Dimanche j’étais à Paris pour assister à la représentation de Siegried de Wagner. Les critiques de cette tétralogie mise en œuvre depuis la saison dernière à l’Opéra de Paris sont assez violentes, en particulière quant à la mise en scène, les décors et les costumes. Le Monde s’est ainsi bien moqué de la salopette et des dread-locks blondes que l’on fait porter à Tornsten Kerl le ténor du rôle titre en se gaussant de sa corpulence avec ces remarque assassine : tout le monde n’a pas le physique de Jonas Kaufmann !!! C’est sûr 🙂
En fait, cette représentation de dimanche a été très originale : en effet Kerl était malade ainsi que Juha Uusitalo qui joue Wotan/Le Voyageur !! En de telles circonstances, il aurait peut-être été judicieux d’annuler … mais l’Opéra de Paris ne l’a pas entendu de cette oreille. Alors nous avons eu droit à un truc… étrange… Kerl était assez en forme pour jouer son rôle mais pas chanter… le ténor Christian Voigt a donc assuré le chant, en costume noir, pupitre en avant scène, mettant et enlevant sa veste noire et buvant de larges lampées d’eau dans une petite bouteille de plastique ! Quant au rôle de Wotan… encore plus drôle… le chant a été assuré de la même façon par un autre ténor, Egils Silins en avant scène, et le jeu sur scène… par l’assistant réalisateur Alejandro Stadler !! Je tiens à faire remarquer que ces trois sauveurs ont eu bien du mérite d’entrer ainsi en scène. Surtout quant au jeu passablement hésitant de Wotan, qui ne savait pas planter sa lance correctement dans la table… cela sentant l’amateurisme ! Donc j’ai été particulièrement déçue parce que le plateau vocal n’était pas à la hauteur de la situation… même si je le répète, il leur a fallut beaucoup de courage.

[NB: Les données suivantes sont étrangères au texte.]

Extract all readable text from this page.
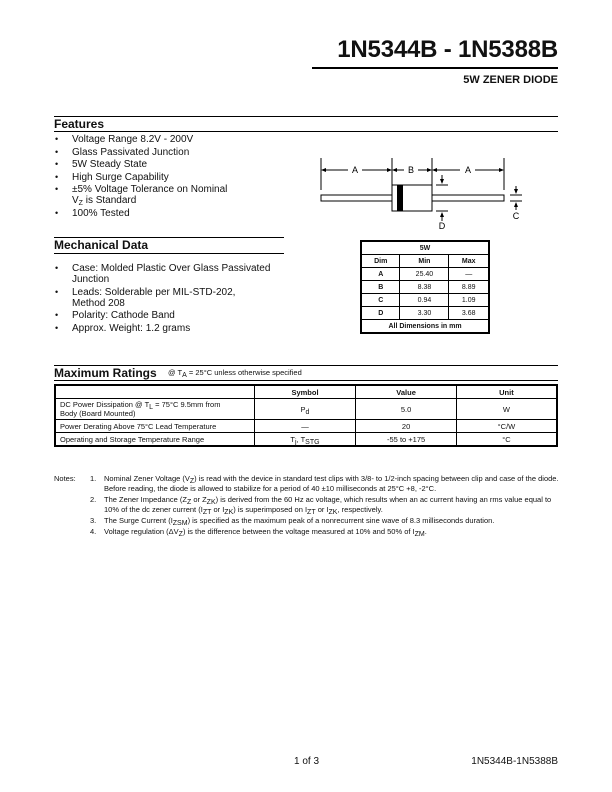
1N5344B - 1N5388B
5W ZENER DIODE
Features
• Voltage Range 8.2V - 200V
• Glass Passivated Junction
• 5W Steady State
• High Surge Capability
• ±5% Voltage Tolerance on Nominal
$V_Z$ is Standard
• 100% Tested
A	B	A
C
D
Mechanical Data
• Case: Molded Plastic Over Glass Passivated
Junction
• Leads: Solderable per MIL-STD-202,
Method 208
• Polarity: Cathode Band
• Approx. Weight: 1.2 grams
5W		
Dim	Min	Max
A	25.40	—
B	8.38	8.89
C	0.94	1.09
D	3.30	3.68
All Dimensions in mm		
Maximum Ratings @ $T_A = 25^\circ C$ unless otherwise specified
	Symbol	Value	Unit
DC Power Dissipation @ $T_L = 75^\circ C$ 9.5mm from
Body (Board Mounted)	$P_d$	5.0	W
Power Derating Above 75°C Lead Temperature	—	20	°C/W
Operating and Storage Temperature Range	$T_j$, $T_{STG}$	-55 to +175	°C
Notes: 1. Nominal Zener Voltage $(V_Z)$ is read with the device in standard test clips with 3/8- to 1/2-inch spacing between clip and case of the diode. Before reading, the diode is allowed to stabilize for a period of 40 ±10 milliseconds at 25°C +8, -2°C.
2. The Zener Impedance ($Z_Z$ or $Z_{ZK}$) is derived from the 60 Hz ac voltage, which results when an ac current having an rms value equal to 10% of the dc zener current ($I_{ZT}$ or $I_{ZK}$) is superimposed on $I_{ZT}$ or $I_{ZK}$, respectively.
3. The Surge Current $(I_{ZSM})$ is specified as the maximum peak of a nonrecurrent sine wave of 8.3 milliseconds duration.
4. Voltage regulation $(\Delta V_Z)$ is the difference between the voltage measured at 10% and 50% of $I_{ZM}$.
1 of 3	1N5344B-1N5388B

Kerl est effectivement ridicule dans sa salopette grise… d’autant plus quand il court après l’oiseau du second acte ! J’ai entendu bien des pouffements dans la salle de l’opéra Bastille. Seul Wolfgang Ablinger-Sperrhacke en nain Mime, a su tirer son épingle du jeu… ce qui fut facile vu la pauvreté ambiante. Il a eu droit à un triomphe. Je suis, pour ma part, rester scotchée à la voix puissante de Katarina Dalayman , la Walkyrie que Siegfried éveille au troisième acte… on aura la chance de la voir de nouveau dans le Crépuscule des Dieux ce printemps. Je serais là…
L’orchestre de l’Opéra dirigé par Philippe Jordan a été ébouissant… les critiques avaient vu juste. Une musicalité puissante qui vous emporte très loin de votre siège du deuxième balcon.

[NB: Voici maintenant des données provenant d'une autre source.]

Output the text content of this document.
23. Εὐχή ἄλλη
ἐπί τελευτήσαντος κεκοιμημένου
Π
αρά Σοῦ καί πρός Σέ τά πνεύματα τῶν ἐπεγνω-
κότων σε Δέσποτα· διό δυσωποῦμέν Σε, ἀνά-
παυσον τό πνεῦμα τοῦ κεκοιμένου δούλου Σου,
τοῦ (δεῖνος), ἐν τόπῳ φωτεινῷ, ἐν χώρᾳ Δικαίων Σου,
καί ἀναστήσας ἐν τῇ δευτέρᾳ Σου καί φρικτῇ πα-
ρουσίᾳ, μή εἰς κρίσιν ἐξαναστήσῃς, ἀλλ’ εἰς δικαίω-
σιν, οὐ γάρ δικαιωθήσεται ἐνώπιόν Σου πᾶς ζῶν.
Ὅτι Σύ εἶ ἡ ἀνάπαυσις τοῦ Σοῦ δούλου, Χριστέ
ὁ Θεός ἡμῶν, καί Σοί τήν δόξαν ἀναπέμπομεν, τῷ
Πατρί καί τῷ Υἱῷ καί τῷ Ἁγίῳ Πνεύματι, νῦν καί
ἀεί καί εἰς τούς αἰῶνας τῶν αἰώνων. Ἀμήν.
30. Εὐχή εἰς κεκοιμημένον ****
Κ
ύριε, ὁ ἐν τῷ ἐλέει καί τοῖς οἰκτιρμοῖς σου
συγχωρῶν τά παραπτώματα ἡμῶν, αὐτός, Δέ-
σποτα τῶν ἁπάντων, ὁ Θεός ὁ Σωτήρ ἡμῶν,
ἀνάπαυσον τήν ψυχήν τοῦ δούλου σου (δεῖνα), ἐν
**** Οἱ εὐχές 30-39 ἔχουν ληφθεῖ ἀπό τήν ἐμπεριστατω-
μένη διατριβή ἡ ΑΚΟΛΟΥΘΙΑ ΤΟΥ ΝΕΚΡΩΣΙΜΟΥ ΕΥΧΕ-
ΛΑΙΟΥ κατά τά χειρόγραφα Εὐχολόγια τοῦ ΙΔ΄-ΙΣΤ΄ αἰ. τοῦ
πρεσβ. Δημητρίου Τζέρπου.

A part ces contre-temps, Wagner reste Wagner, c’est-à-dire insurpassable. Sa musique et sa poésie sont une merveille, d’autant plus quand on y trouve, avec plaisir, quelques références nieztschéennes. La prof de philo que je suis devenue ne perd pas une miette de retrouver ses joujoux préférés…
Siegfried, qui dans ce troisième volet de la tétralogie n’est qu’un adolescent, est-il la figure du Surhomme ? En tout cas c’est le héros, aimé de Wotan et qui sera la perte des Dieux. Wotan disparaît d’ailleurs au troisième acte, n’étant devenu qu’un simple observateur du cours du monde. Le pouvoir absolu n’est donc pas aux mains des Dieux et la Walkyrie renonce à l’immortalité pour l’amour du jeune homme. Le divin serait-il dans l’humain ? La puissance serait-elle dans l’amour ?
A voir au fil du Ring
Un extrait du film de Fritz Lang, les Niebelugen, où Siegfried affronte Fafner, le géant qui s’est transformé en dragon gardien du trésor des Niebelungen, l’anneau et le heaume de pouvoir. Le héros est le seul à pouvoir vaincre le monstre, car il ne connaît pas la peur. Après avoir terrassé le dragon, il goûte le sang de la bête, ce qui lui donne le pouvoir de comprendre le chant de l’oiseau. Siegfried connaîtra la peur devant la belle endormie, Brünnhilde, cachée derrière les flammes que son père Wotan a allumé pour la chasser du Walhalla : l’amour est la peur, l’amour seul terrasse le héros.